An article, in the The New York Times, noted that Mary Poppins might well be a racist as well. Mary Poppins had soot on her face during the scene where she and the chimney cleaners were black faced from the soot. Those making these accusations were apparently serious writers but whose limited backgrounds made them unable to evaluate what the pictures actually represented.

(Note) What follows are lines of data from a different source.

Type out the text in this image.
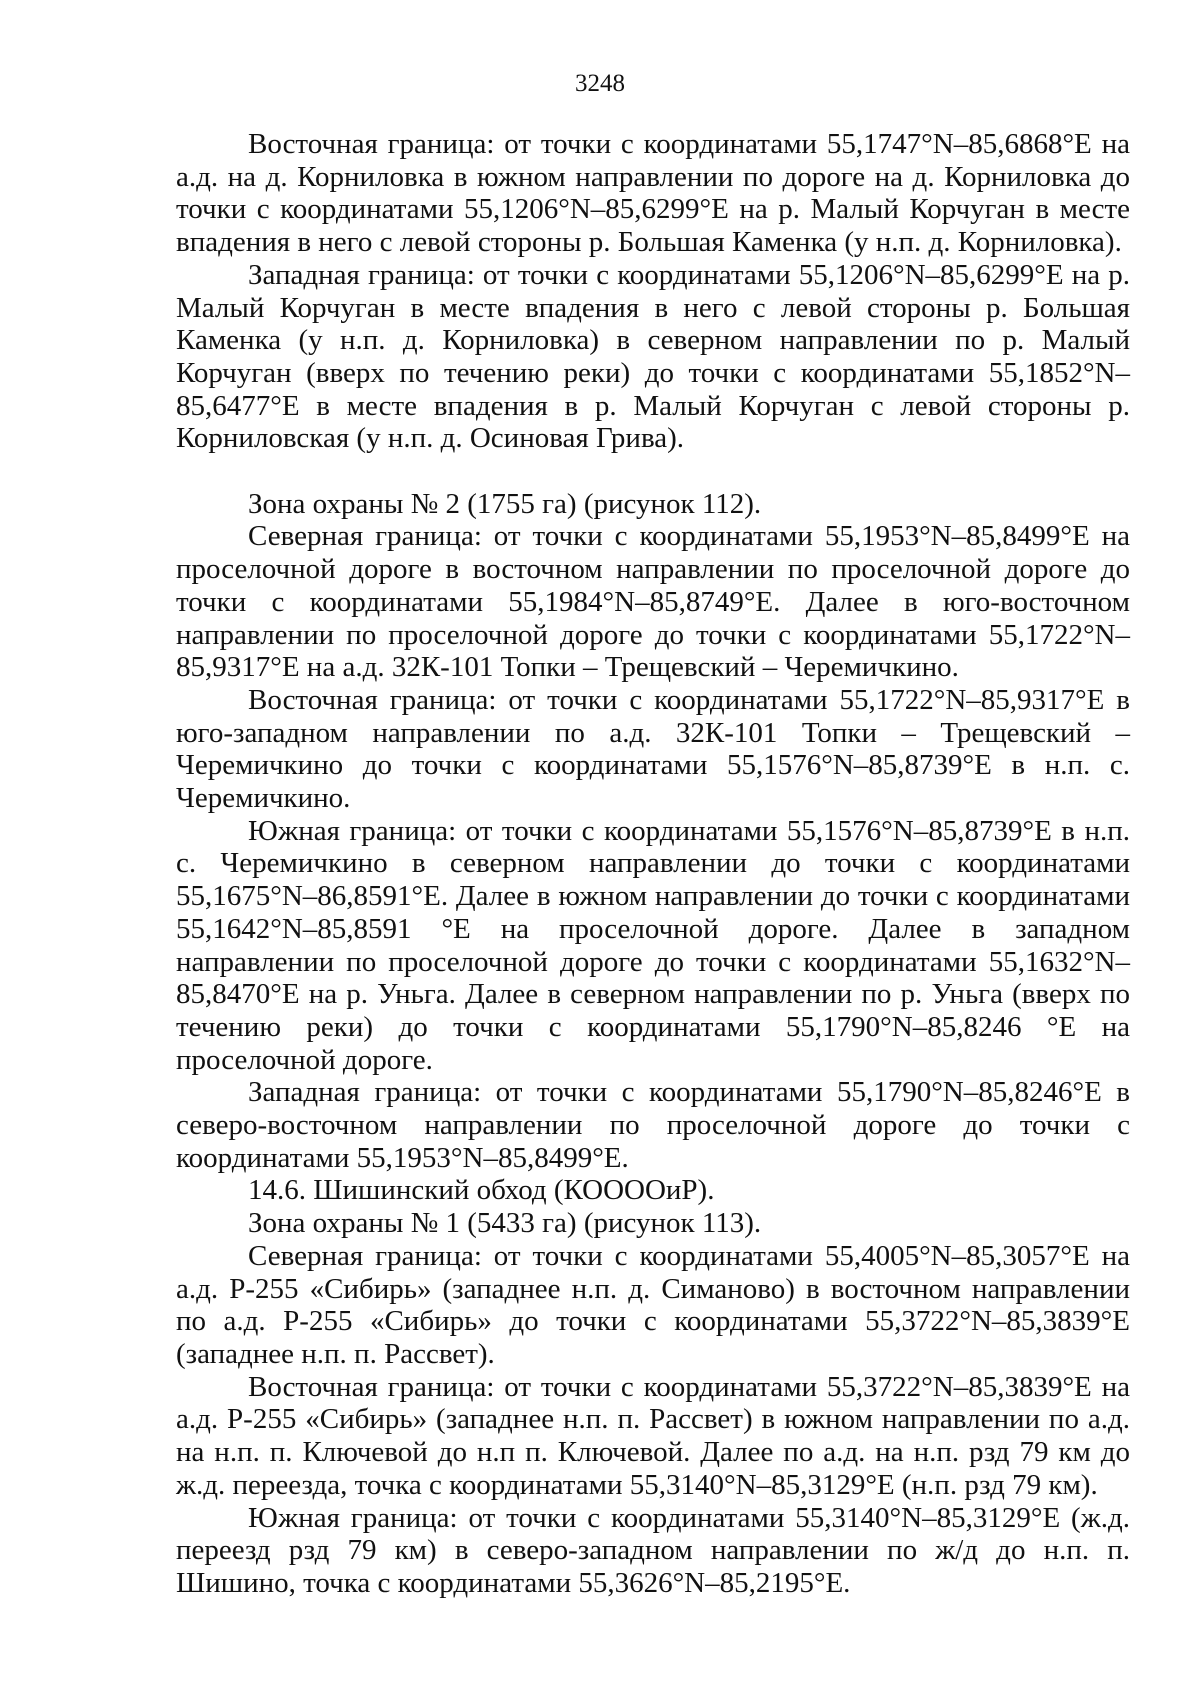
3248

Восточная граница: от точки с координатами 55,1747°N–85,6868°E на а.д. на д. Корниловка в южном направлении по дороге на д. Корниловка до точки с координатами 55,1206°N–85,6299°E на р. Малый Корчуган в месте впадения в него с левой стороны р. Большая Каменка (у н.п. д. Корниловка).

Западная граница: от точки с координатами 55,1206°N–85,6299°E на р. Малый Корчуган в месте впадения в него с левой стороны р. Большая Каменка (у н.п. д. Корниловка) в северном направлении по р. Малый Корчуган (вверх по течению реки) до точки с координатами 55,1852°N–85,6477°E в месте впадения в р. Малый Корчуган с левой стороны р. Корниловская (у н.п. д. Осиновая Грива).

Зона охраны № 2 (1755 га) (рисунок 112).

Северная граница: от точки с координатами 55,1953°N–85,8499°E на проселочной дороге в восточном направлении по проселочной дороге до точки с координатами 55,1984°N–85,8749°E. Далее в юго-восточном направлении по проселочной дороге до точки с координатами 55,1722°N–85,9317°E на а.д. 32К-101 Топки – Трещевский – Черемичкино.

Восточная граница: от точки с координатами 55,1722°N–85,9317°E в юго-западном направлении по а.д. 32К-101 Топки – Трещевский – Черемичкино до точки с координатами 55,1576°N–85,8739°E в н.п. с. Черемичкино.

Южная граница: от точки с координатами 55,1576°N–85,8739°E в н.п. с. Черемичкино в северном направлении до точки с координатами 55,1675°N–86,8591°E. Далее в южном направлении до точки с координатами 55,1642°N–85,8591 °E на проселочной дороге. Далее в западном направлении по проселочной дороге до точки с координатами 55,1632°N–85,8470°E на р. Уньга. Далее в северном направлении по р. Уньга (вверх по течению реки) до точки с координатами 55,1790°N–85,8246 °E на проселочной дороге.

Западная граница: от точки с координатами 55,1790°N–85,8246°E в северо-восточном направлении по проселочной дороге до точки с координатами 55,1953°N–85,8499°E.

14.6. Шишинский обход (КООООиР).

Зона охраны № 1 (5433 га) (рисунок 113).

Северная граница: от точки с координатами 55,4005°N–85,3057°E на а.д. Р-255 «Сибирь» (западнее н.п. д. Симаново) в восточном направлении по а.д. Р-255 «Сибирь» до точки с координатами 55,3722°N–85,3839°E (западнее н.п. п. Рассвет).

Восточная граница: от точки с координатами 55,3722°N–85,3839°E на а.д. Р-255 «Сибирь» (западнее н.п. п. Рассвет) в южном направлении по а.д. на н.п. п. Ключевой до н.п п. Ключевой. Далее по а.д. на н.п. рзд 79 км до ж.д. переезда, точка с координатами 55,3140°N–85,3129°E (н.п. рзд 79 км).

Южная граница: от точки с координатами 55,3140°N–85,3129°E (ж.д. переезд рзд 79 км) в северо-западном направлении по ж/д до н.п. п. Шишино, точка с координатами 55,3626°N–85,2195°E.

I remember attending a play many years ago. It was billed as a mystery play where members of the audience were to determine, ‘Who did it?’ The play went on for about twenty minutes and after the last scene, the producer came out on the stage and questioned the audience as to who they thought was the culprit. There were as many answers from the audience as there were actors on the stage. The play was conceived in such a way as to be confusing and to make every actor appear guilty at some point in the production. Then they demonstrated why, by replaying certain scenes over, showing how the innocent actors were made to appear guilty and how the real guilty person sometimes appeared innocent. As I recall only a few of the audience members got the guilty one correct and that was most likely a ‘lucky guess’. We each are very selective in choosing what, from our environment, we are going to see: to evaluate, and to then put back into our minds and memories before we go on to something else. For example: looking at a scene, my eyes will be drawn to one portion of the scene and my wife’s eyes may be drawn to another. She may ask me if I saw the thing she saw and my response may very well be, “No!” She may even be disturbed with me for not opening my eyes to what she was seeing. Our eyes are directed to things, in a scene or picture, that is most comforting, startling or attractive to us as individuals. Two people will see the same thing and concentrate on the same thing, only if, it is something in the picture that they have mentally in common. For example, if we are looking at a picture of our mutual family members or a picture of our only child. Then our eyes, our hearts and our minds are in sinc. We will then be seeing the same thing; we will experience common emotions.